Joe Wolfinger Headed Back West

When Joe Wolfinger turned down a host of mid-major offers last year to try and get stronger and get a high-major look, he did it with the hope of getting to the Pac-10. Well, the 7-foot Oregon native accomplished his goal on Tuesday.

When Joe Wolfinger decided to head 3,000 or so miles to Massachusetts, it was with the hope of returning to the west coast to play his college basketball in the Pac-10.

The 7-foot, 225-pound Oregon native, playing at Northfield Mount Hermon (Mass.), realized that dream when he committed to Washington just days after returning from a visit to Seattle.

``It feels good," Wolfinger said. "I didn't think all of this would happen so quickly."

``I really like the coaching staff, the morals and values they stand for," he added. "Jon Brockman is a really good guy and so are all the guys on the team.
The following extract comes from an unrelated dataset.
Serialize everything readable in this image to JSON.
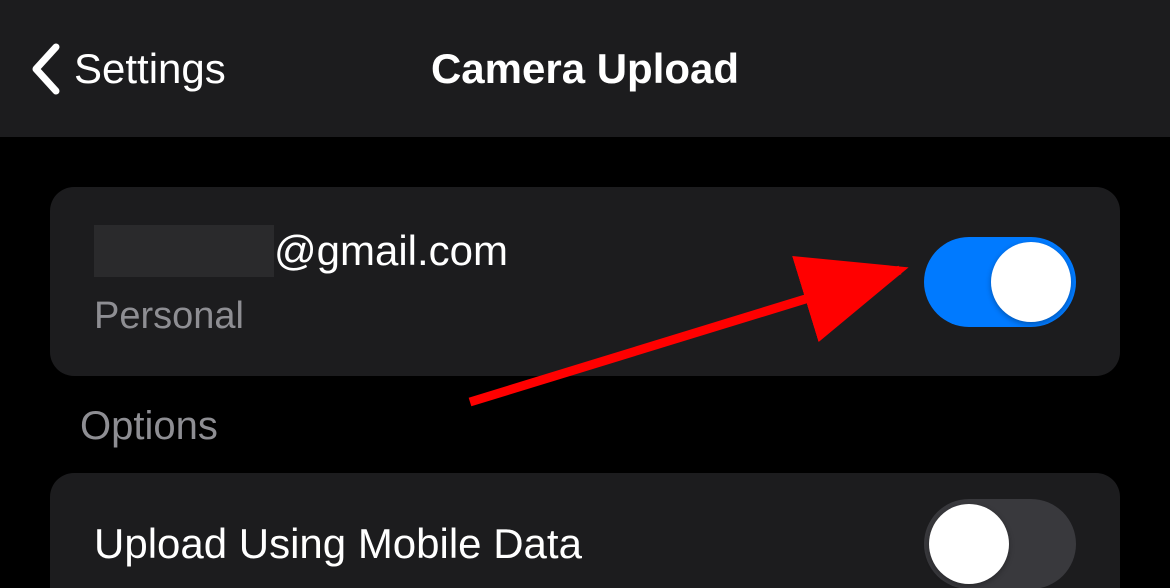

They're a rising program."

``Being close to home played into it. It was one of the factors," Wolfinger continued. "But I didn't go there just because of location. I really respect Coach (Lorenzo) Romar."
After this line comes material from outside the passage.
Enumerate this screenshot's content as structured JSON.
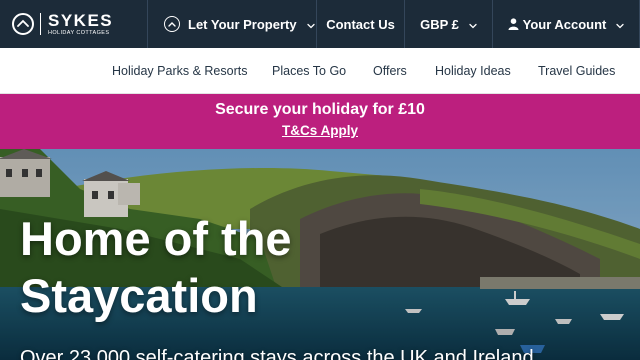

Wolfinger also took visits to Cincinnati and Florida State – and was considering taking a trip to Georgia Tech. Prior to arriving at Northfield, it was primarily mid-major schools such as Boise State and Idaho who were tracking the skilled big man – although DePaul was extremely close to offering him a scholarship.

``To be honest, when I first saw of tape of him, I was surprised people missed on him," said NMH associate head coach John Carroll, a standout player a few years back at Assumption College. "He's a 7-footer who can run the floor and really shoot it. Now he's about 30 pounds heavier than he was on the tape."

``He's potentially the best kid we've ever had here," added Carroll. "He's so skilled and is very composed with the ball in his hands. He's a fantastic shooter who day-in and day-out shoots 60 percent from the field – and that includes three-pointers."

One of the reasons why Wolfinger wasn't highly sought-after until he arrived at NMH was because he barely played this past spring and summer.

``He's so competitive and is very coachable," Carroll said. "He has a thirst to learn new things and has a strong desire to get better."